An exonerated person is one whose conviction for a crime is thrown out. That happens because of evidence of innocence that the judge or jury didn't know about when the person was convicted. The person is then either not re-prosecuted or is acquitted at a re-trial, according to the Innocence Project New Orleans, the organization that represented each of these men in the state court of law (and connected me with the men you'll read from below). 

Since 2001, the Innocence Project New Orleans has freed or exonerated 39 people who served more than 922 combined years in prison between Louisiana and Mississippi.

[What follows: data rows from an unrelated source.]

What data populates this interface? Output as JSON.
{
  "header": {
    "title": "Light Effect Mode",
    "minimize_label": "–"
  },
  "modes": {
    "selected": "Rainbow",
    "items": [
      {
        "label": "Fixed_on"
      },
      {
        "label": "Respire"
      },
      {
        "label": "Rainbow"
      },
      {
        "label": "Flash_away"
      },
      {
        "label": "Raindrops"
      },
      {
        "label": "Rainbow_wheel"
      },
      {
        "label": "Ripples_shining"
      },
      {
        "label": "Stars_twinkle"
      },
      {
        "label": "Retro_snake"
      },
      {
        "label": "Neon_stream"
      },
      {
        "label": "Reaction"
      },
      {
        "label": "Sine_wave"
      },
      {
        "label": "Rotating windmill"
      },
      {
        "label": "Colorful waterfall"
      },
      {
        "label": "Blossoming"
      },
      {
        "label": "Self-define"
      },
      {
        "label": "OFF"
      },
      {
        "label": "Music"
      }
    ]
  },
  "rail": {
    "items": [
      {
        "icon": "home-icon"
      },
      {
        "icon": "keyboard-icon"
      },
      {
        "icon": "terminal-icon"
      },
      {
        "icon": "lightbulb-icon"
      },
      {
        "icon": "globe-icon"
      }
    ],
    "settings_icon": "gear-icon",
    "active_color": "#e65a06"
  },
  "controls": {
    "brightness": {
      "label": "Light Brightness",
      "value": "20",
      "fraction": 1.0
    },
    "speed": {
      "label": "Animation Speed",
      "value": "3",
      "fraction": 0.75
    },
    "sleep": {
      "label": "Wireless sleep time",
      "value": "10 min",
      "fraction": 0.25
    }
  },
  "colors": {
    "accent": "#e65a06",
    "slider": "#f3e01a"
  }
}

According to the National Registry of Exonerations, time lost to false convictions has exceeded 25,000 years in this country. 

Those stolen years are due to a variety of factors: mistaken witness identities, which account for 28 percent of those wrongfully convicted; false confession or admissions; prosecutorial misconduct like Brady Violations, when the state withholds evidence from the defense; and false forensic evidence. 

But what's actually stolen can't be measured. Their friends gathered for barbecues and birthday parties. There were first steps for babies. There were weddings and funerals. Meanwhile, on the inside, these men sought some semblance of life. Even if they're still making sense of what was lost, each of them now say they are glad to be on the outside, despite all they missed over the years.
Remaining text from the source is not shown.